5. Accept Responsibility: there’s almost always a silver lining to be found in every situation in life. Even if you treated your nightmare client the best you could and did everything in your power to deliver what you promised, understand there are still some things you probably could have done differently. We all know, hindsight is 20/20 and there’s no point nor is it possible to go back and undo and then re-do something; however, the smartest and most successful people know there is a lesson to be learned in every situation. Do your best to see the opportunity for learning, accept responsibility where you can and should, and move on with a renewed sense of understanding what your clients are going to have some very different personalities and what it takes to do the correct thing for each of them.
6. Wish Them Well: people make mistakes, it’s human nature; so as a fellow human, there’s no need to hold onto resentment and ill will. Instead, see if there’s a lesson to be learned, be grateful for all the great clients, and move on. While moving on, be sure to sincerely wish your nightmare client all the best. You being the bigger person and wishing them well could go a long way, or not. Whatever they’re doing with that, you cannot control; you are doing the right thing, which is all that matters.

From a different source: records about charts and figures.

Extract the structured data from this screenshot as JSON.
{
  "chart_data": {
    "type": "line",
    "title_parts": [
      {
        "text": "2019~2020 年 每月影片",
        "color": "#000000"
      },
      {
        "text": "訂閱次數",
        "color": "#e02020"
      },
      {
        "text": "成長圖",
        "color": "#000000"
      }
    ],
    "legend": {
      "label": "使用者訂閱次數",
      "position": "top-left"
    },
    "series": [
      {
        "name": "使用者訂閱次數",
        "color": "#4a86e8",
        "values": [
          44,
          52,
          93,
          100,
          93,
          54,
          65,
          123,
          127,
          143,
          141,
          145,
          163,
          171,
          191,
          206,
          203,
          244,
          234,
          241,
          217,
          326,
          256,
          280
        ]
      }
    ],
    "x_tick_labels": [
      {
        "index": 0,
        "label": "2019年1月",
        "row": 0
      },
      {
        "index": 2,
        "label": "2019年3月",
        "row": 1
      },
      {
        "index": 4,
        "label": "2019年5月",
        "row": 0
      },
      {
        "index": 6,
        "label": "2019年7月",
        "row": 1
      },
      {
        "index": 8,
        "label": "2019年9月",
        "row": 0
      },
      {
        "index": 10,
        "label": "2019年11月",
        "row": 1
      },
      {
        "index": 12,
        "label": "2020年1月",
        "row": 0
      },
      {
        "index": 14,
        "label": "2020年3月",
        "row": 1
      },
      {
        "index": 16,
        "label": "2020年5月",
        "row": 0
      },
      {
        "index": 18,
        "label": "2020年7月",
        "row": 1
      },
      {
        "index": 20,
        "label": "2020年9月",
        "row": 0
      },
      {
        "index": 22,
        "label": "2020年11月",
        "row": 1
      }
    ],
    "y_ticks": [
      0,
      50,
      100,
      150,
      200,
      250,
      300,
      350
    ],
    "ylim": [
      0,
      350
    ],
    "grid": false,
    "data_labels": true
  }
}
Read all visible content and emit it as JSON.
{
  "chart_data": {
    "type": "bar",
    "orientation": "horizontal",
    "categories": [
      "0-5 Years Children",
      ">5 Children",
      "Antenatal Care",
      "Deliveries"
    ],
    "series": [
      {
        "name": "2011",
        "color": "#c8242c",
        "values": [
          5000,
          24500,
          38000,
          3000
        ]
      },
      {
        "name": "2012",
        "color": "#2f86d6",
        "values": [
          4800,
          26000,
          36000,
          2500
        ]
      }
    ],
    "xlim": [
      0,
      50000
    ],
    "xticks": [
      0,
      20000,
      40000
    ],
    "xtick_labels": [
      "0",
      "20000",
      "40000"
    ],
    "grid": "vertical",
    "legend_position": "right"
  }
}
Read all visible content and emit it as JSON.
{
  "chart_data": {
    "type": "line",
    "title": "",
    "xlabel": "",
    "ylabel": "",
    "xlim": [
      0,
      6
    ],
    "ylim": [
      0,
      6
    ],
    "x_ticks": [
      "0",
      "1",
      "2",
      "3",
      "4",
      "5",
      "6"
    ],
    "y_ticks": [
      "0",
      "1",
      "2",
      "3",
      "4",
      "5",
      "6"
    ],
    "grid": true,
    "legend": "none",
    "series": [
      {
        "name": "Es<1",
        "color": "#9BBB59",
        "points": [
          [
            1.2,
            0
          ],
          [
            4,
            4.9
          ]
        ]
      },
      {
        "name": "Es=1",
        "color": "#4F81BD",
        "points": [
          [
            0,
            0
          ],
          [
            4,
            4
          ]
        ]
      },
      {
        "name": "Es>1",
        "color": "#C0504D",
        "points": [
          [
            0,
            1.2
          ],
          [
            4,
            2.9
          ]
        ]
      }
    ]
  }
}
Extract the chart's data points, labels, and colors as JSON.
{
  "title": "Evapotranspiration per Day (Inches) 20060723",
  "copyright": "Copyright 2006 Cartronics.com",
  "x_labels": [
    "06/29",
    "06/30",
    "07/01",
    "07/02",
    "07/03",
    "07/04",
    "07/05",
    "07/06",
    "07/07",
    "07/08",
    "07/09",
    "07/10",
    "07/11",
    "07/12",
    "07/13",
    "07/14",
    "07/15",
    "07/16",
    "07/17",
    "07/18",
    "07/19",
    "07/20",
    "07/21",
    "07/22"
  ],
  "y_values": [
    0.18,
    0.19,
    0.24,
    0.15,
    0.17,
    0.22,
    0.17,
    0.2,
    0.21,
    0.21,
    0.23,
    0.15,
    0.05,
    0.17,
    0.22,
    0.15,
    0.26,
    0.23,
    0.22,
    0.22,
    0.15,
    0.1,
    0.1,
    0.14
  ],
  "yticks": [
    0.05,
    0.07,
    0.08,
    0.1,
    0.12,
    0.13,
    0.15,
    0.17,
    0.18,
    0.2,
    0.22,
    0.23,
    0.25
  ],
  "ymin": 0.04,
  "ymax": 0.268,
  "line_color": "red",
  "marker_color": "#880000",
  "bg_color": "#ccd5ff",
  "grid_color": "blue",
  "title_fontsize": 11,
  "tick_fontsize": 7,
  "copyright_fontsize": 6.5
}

7. Understand They Are Experiencing Life In Different Ways: chances are, their blowup, accusations, etc., has less to do with you than you may think. Many people bring their personal lives and overall life struggles to work with them; through your business you sometimes get the short end of the stick. Also, it could be a big misunderstanding or miscommunication that blew out of proportion. Take it, do something productive with it and be sure you come out stronger because of it. Whatever happens, if you know you did your best and delivered what you could; but don’t sweat it more than necessary – chances are it’s less about you and much more about what’s going on in their lives or business.
8. Make It Apparent The Relationship Is Over (Be Official): don’t assume your few emails, phone calls, etc., where the “fight” takes place, to be the official ending of your relationship. Be smart and write a well-thought out email that describes exactly why the relationship is ending and what, if any, the final deliverables are. If you have a legal team, it would help to send them this “final” email for review before sending to your nightmare client to ensure you’re getting your message across in the best possible and professional way.
9. Stay Positive And Don’t Get Discouraged: as mentioned in the beginning of this post, remember you’re not the first business owner to have a nightmare client and you won’t be the last. You can have all the right processes in place to attract the perfect client and can meditate each day to attract only the good, but even with all those preventative measures in place, you will still likely run into a nightmare client at least once or twice over the life of your business. Do not let this discourage you. The important thing to remember here is that you’re doing your best, your other clients appreciate you and tomorrow is another day to make special things happen for your ideal clients. Go out there and make magic happen, even when obstacles present themselves to you.
When’s the last time you had to deal with a nightmare client? How did you overcome it and were you able to stay positive?